For the pesto, bring a pot of water to a boil; salt it and add kale. Cook 1 full minute, remove with tongs to a cold water bath to cool and squeeze out all the liquid in a clean kitchen towel. Add dry kale, now 2-3 cups total, to a food processor along with EVOO, cheese, anchovy paste, garlic, nuts, Worcestershire, Dijon and juice of 1 lemon. Process the pesto sauce until almost smooth. Use on fish, meat or pasta.

For fish, preheat oven to 400F. Place a rack 1 level above center. Arrange filets skin side down on a nonstick or parchment-lined baking sheet and season with seafood seasoning.
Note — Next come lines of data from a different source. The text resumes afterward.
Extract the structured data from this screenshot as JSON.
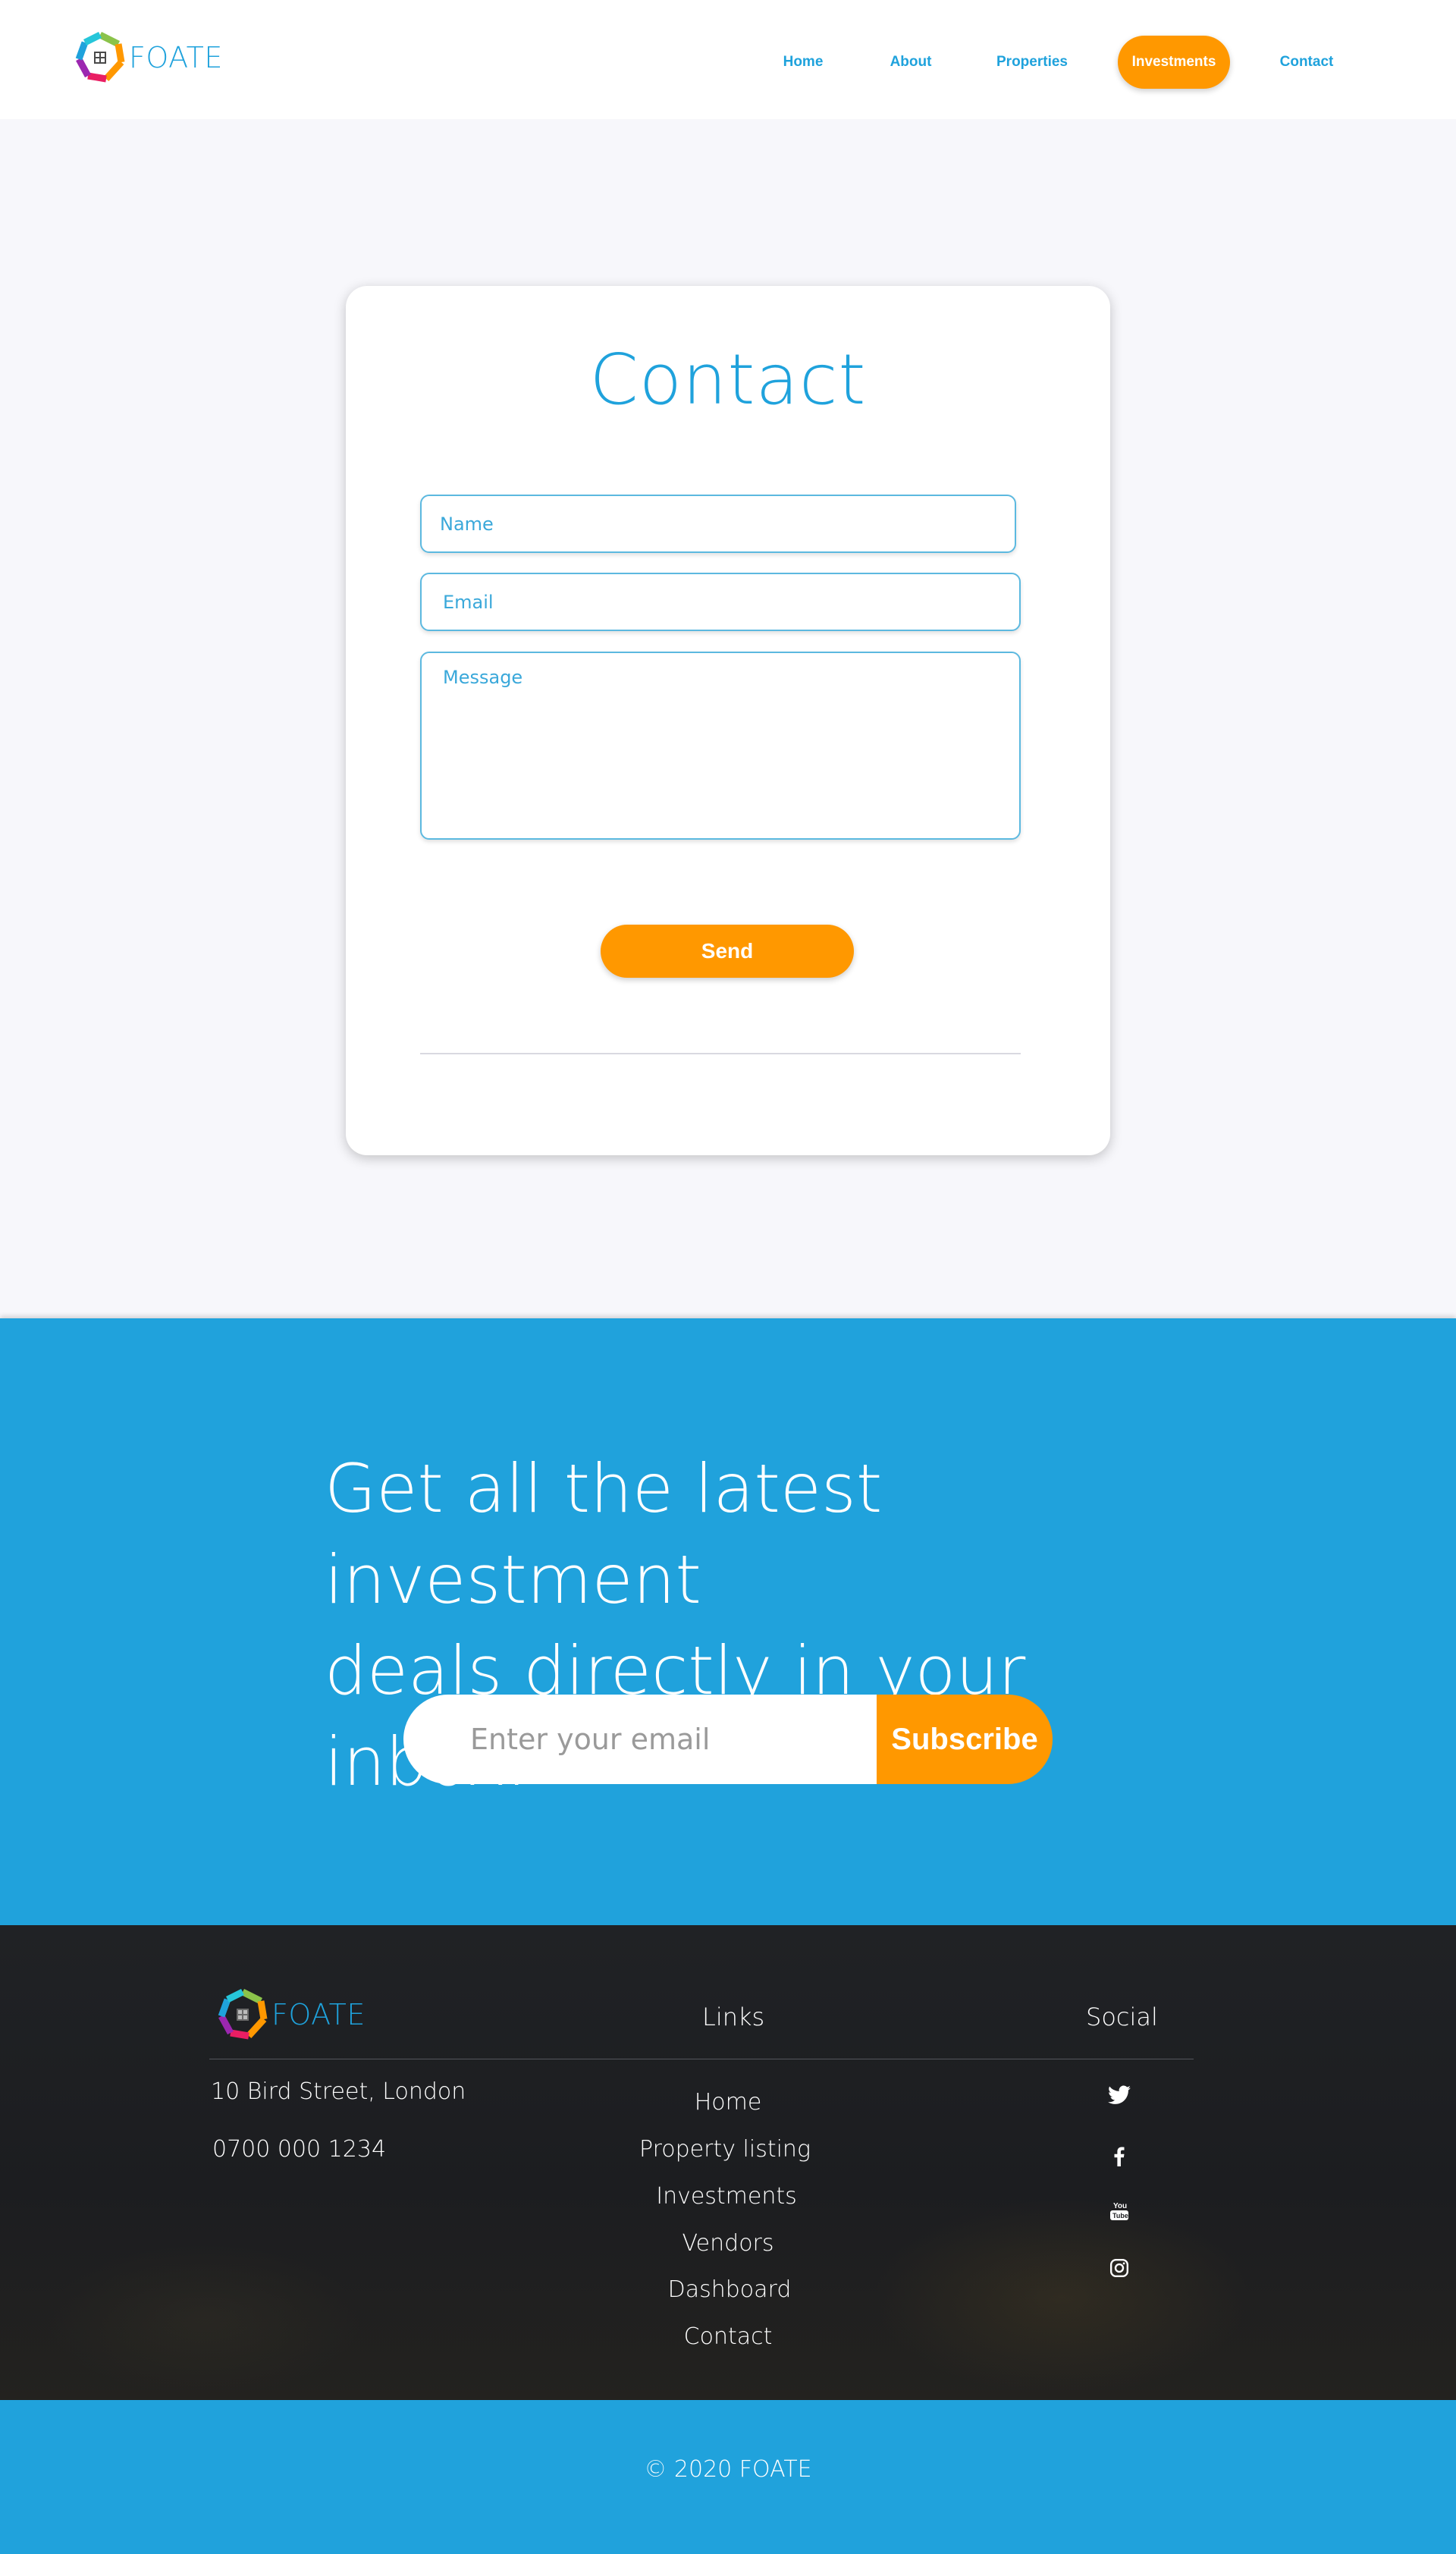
{
  "brand": {
    "name": "FOATE"
  },
  "nav": {
    "items": [
      {
        "label": "Home"
      },
      {
        "label": "About"
      },
      {
        "label": "Properties"
      },
      {
        "label": "Investments",
        "active": true
      },
      {
        "label": "Contact"
      }
    ]
  },
  "contact": {
    "title": "Contact",
    "name_placeholder": "Name",
    "email_placeholder": "Email",
    "message_placeholder": "Message",
    "send_label": "Send"
  },
  "newsletter": {
    "heading_line1": "Get all the latest investment",
    "heading_line2": "deals directly in your inbox.",
    "email_placeholder": "Enter your email",
    "subscribe_label": "Subscribe"
  },
  "footer": {
    "address": "10 Bird Street, London",
    "phone": "0700 000 1234",
    "links_title": "Links",
    "links": [
      "Home",
      "Property listing",
      "Investments",
      "Vendors",
      "Dashboard",
      "Contact"
    ],
    "social_title": "Social",
    "social_icons": [
      "twitter-icon",
      "facebook-icon",
      "youtube-icon",
      "instagram-icon"
    ]
  },
  "copyright": "© 2020 FOATE",
  "colors": {
    "primary_blue": "#20a2dc",
    "accent_orange": "#ff9800",
    "footer_dark": "#1e1f22",
    "page_bg": "#f7f7fb"
  }
}
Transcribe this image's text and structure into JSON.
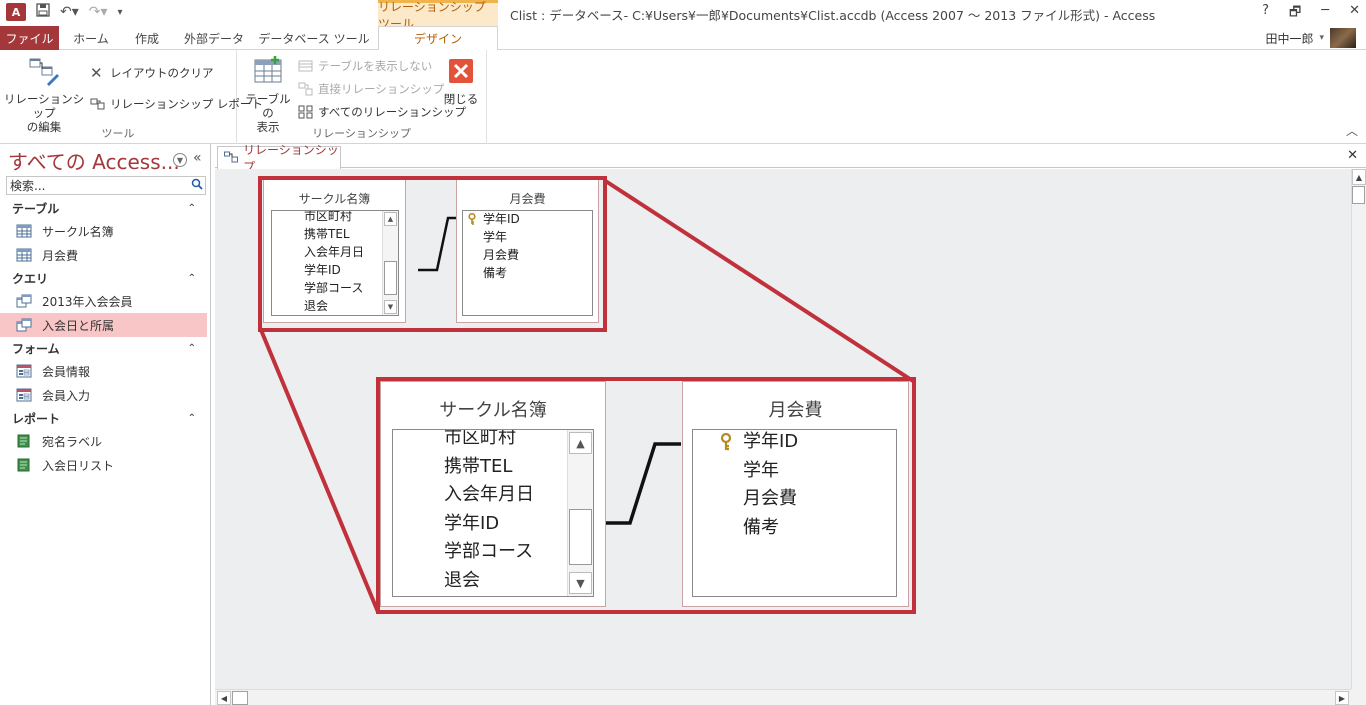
{
  "titlebar": {
    "app_logo": "A",
    "context_tools": "リレーションシップ ツール",
    "window_title": "Clist : データベース- C:¥Users¥一郎¥Documents¥Clist.accdb (Access 2007 ～ 2013 ファイル形式) - Access",
    "help": "?",
    "restore": "🗗",
    "minimize": "─",
    "close": "✕"
  },
  "tabs": {
    "file": "ファイル",
    "home": "ホーム",
    "create": "作成",
    "external": "外部データ",
    "dbtools": "データベース ツール",
    "design": "デザイン"
  },
  "user": {
    "name": "田中一郎",
    "caret": "▾"
  },
  "ribbon": {
    "tools_group": {
      "label": "ツール",
      "edit_line1": "リレーションシップ",
      "edit_line2": "の編集",
      "clear_layout": "レイアウトのクリア",
      "relationship_report": "リレーションシップ レポート"
    },
    "rel_group": {
      "label": "リレーションシップ",
      "show_table_line1": "テーブルの",
      "show_table_line2": "表示",
      "hide_table": "テーブルを表示しない",
      "direct_rel": "直接リレーションシップ",
      "all_rel": "すべてのリレーションシップ",
      "close": "閉じる"
    }
  },
  "nav": {
    "title": "すべての Access...",
    "search_placeholder": "検索...",
    "categories": [
      {
        "label": "テーブル",
        "items": [
          "サークル名簿",
          "月会費"
        ]
      },
      {
        "label": "クエリ",
        "items": [
          "2013年入会会員",
          "入会日と所属"
        ]
      },
      {
        "label": "フォーム",
        "items": [
          "会員情報",
          "会員入力"
        ]
      },
      {
        "label": "レポート",
        "items": [
          "宛名ラベル",
          "入会日リスト"
        ]
      }
    ],
    "selected_item": "入会日と所属"
  },
  "doc": {
    "tab_label": "リレーションシップ",
    "close": "✕"
  },
  "tables": {
    "circle": {
      "title": "サークル名簿",
      "fields": [
        "市区町村",
        "携帯TEL",
        "入会年月日",
        "学年ID",
        "学部コース",
        "退会"
      ]
    },
    "fee": {
      "title": "月会費",
      "fields": [
        "学年ID",
        "学年",
        "月会費",
        "備考"
      ],
      "key_field": "学年ID"
    }
  },
  "colors": {
    "accent": "#a4373a",
    "highlight": "#c0313b",
    "context_tab": "#b45f06",
    "canvas": "#eceef0",
    "selected_nav": "#f8c6c6"
  }
}
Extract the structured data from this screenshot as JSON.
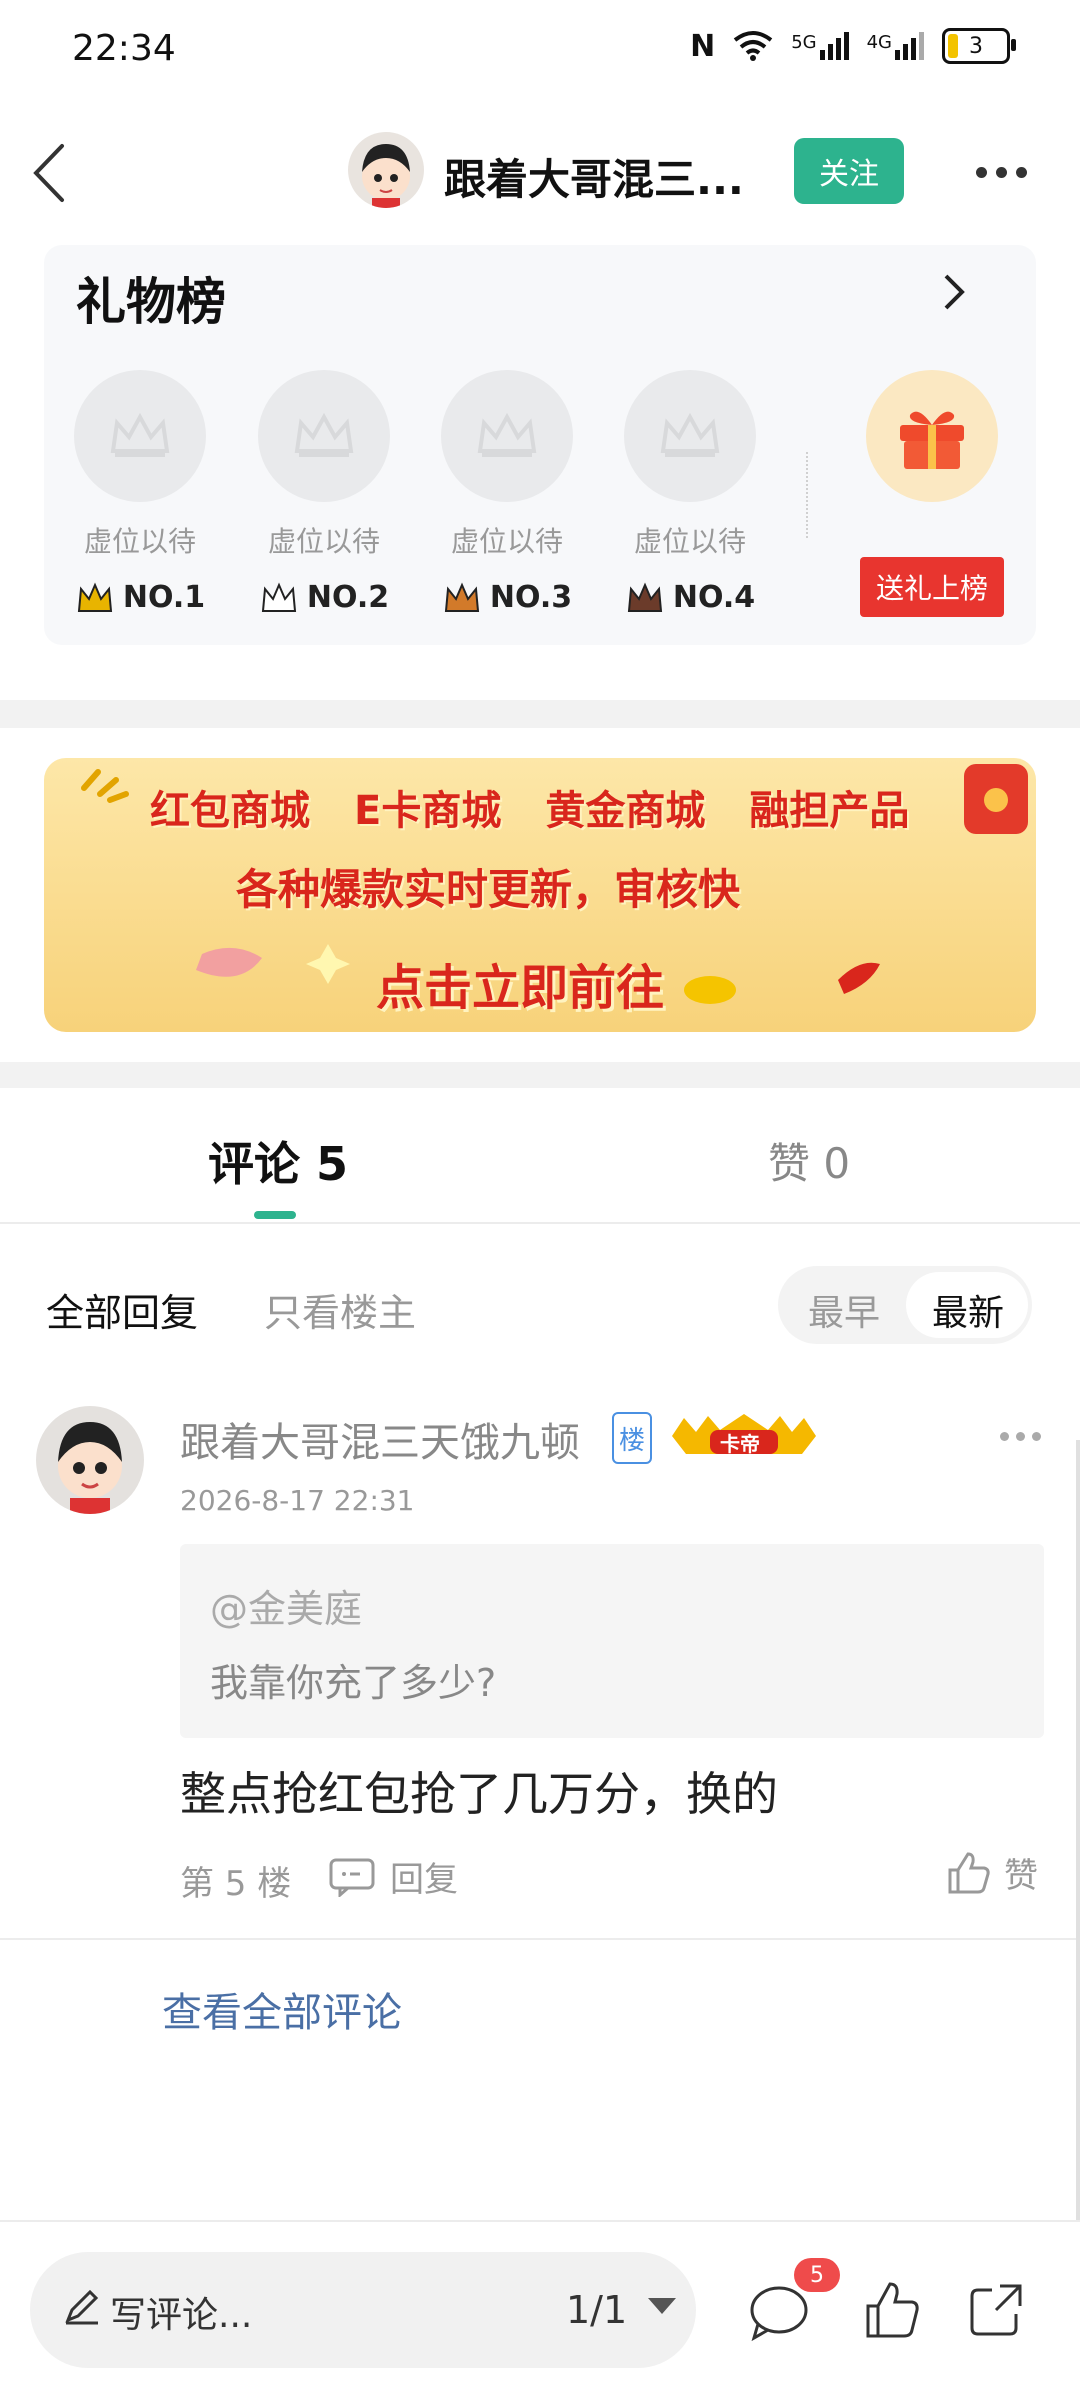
{
  "status_bar": {
    "time": "22:34",
    "battery": "3",
    "net1": "5G",
    "net2": "4G"
  },
  "header": {
    "title": "跟着大哥混三...",
    "follow_label": "关注"
  },
  "gift_board": {
    "title": "礼物榜",
    "slots": [
      {
        "label": "虚位以待",
        "rank": "NO.1",
        "crown_color": "#e8b400"
      },
      {
        "label": "虚位以待",
        "rank": "NO.2",
        "crown_color": "#8a9aaa"
      },
      {
        "label": "虚位以待",
        "rank": "NO.3",
        "crown_color": "#d27a2a"
      },
      {
        "label": "虚位以待",
        "rank": "NO.4",
        "crown_color": "#6b3b2a"
      }
    ],
    "send_gift_label": "送礼上榜"
  },
  "banner": {
    "row1": [
      "红包商城",
      "E卡商城",
      "黄金商城",
      "融担产品"
    ],
    "row2": "各种爆款实时更新，审核快",
    "row3": "点击立即前往"
  },
  "tabs": {
    "comments": "评论 5",
    "likes": "赞 0"
  },
  "filters": {
    "all": "全部回复",
    "owner_only": "只看楼主",
    "earliest": "最早",
    "latest": "最新"
  },
  "comment": {
    "author": "跟着大哥混三天饿九顿",
    "floor_badge": "楼",
    "crown_badge": "卡帝",
    "time": "2026-8-17 22:31",
    "quote_mention": "@金美庭",
    "quote_text": "我靠你充了多少?",
    "body": "整点抢红包抢了几万分，换的",
    "floor": "第 5 楼",
    "reply_label": "回复",
    "like_label": "赞"
  },
  "view_all": "查看全部评论",
  "bottom_bar": {
    "write_placeholder": "写评论...",
    "page": "1/1",
    "comment_count": "5"
  },
  "colors": {
    "accent": "#2db38e",
    "red": "#e8352f",
    "link": "#4a6fa5"
  }
}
Spread an even layer of pesto across each filet, covering the flesh completely. Roast until fish is white, flaky and opaque, 15-18 minutes. For an outdoor grill, soak wooden fish boards in water then arrange 1 filet on each board and top with fish seasoning and pesto. Grill over medium to medium-high heat covered until fish is white and flaky. Squeeze the juice of remaining lemon over cooked fish and serve.

For steak or chicken, place EVOO, garlic, rosemary, scallions and lemon slices in a large plastic food storage bag. Season steaks or chicken with salt and pepper, add to bag and marinate a few hours or up to overnight. Grill on a grill pan or outdoor grill over medium-high heat, 12 minutes for chicken and 8-10 for steak 1-1 1/2-inches thick. Let meat stand a few minutes then slice on an angle for chicken or against grain for steaks. Top with pesto sauce; serve with warm crusty bread alongside.